I sighed again. “No. He doesn’t have one. He lives on a boat, and sometimes he sleeps in his car.”
She nodded as if that was the most normal thing in the world, but I knew exactly what she was thinking.
“Do you happen to know where he keeps this boat?”
“Down at the dock behind Hoppie’s Restaurant. They let him stay there in exchange for doing odd jobs.”
As much as I didn’t want to admit it, I knew deep down inside that I might have misjudged Kenny, and now I was beginning to see him from Detective McKenzie’s point of view. What I saw was not pretty. An itinerant worker, a drifter basically, who lived on a houseboat and slept in his car, who disappeared with his pregnant teenaged girlfriend after her domineering father was found fully clothed at the bottom of the family swimming pool.
McKenzie said, “Okay. You’ve been very helpful.”

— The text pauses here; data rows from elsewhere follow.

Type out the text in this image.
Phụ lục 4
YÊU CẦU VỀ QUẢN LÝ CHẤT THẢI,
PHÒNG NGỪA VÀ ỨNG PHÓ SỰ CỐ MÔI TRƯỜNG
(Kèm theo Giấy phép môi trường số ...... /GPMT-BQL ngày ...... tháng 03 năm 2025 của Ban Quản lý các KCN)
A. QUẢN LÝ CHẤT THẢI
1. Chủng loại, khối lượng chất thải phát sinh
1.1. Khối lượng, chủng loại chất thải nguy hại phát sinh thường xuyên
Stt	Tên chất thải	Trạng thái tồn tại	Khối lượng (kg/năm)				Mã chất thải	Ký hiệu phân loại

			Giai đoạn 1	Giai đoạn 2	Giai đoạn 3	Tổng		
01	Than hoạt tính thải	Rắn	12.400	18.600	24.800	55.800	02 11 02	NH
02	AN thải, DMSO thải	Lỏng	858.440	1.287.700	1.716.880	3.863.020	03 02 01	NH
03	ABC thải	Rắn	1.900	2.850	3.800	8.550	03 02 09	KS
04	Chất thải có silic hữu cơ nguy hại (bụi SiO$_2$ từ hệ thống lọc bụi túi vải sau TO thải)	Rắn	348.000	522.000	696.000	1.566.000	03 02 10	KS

I said, “I just need to feed the fish and then I’ll be out of your way. Do you know how long it’ll be before I can bring the Harwicks’ cat back home? I have her in a kennel now.”
“Mrs. Harwick is staying in a hotel for the time being. I’m not sure she’s going to be able to come home anytime soon.”
Her tone was unmistakable. The words spilled out of her mouth like dice on a game board, completely devoid of judgment or drama. I’ve grown to recognize that tone almost immediately. It’s like a secret code, or a song that only people who’ve lost someone they fiercely loved can hear. She didn’t need to tell me that Mrs. Harwick was distraught. More than likely she was in shock.
She murmured, “We’ve called a doctor in.”
I nodded. We both knew how unprofessional it was for her to include that little detail, but I understood her need to tell me. After Christy and Todd were killed, I couldn’t get out of bed. There was no doctor or sedative or antidepressant strong enough to bring me back to real life. I just needed time. I stayed wrapped in sheets for months, like a blithering lunatic in a cocoon. I barely ate or bathed.
And now here it was again, that crazy urge to pour my heart out to this woman, to tell her my whole tragic story. What in the world was happening to me? I had always been the silent, brave type, the one that held everything in, that did all the listening but none of the talking. Now all of a sudden I was chomping at the bit to open myself up to someone I barely knew, and all because she had lost her husband as well.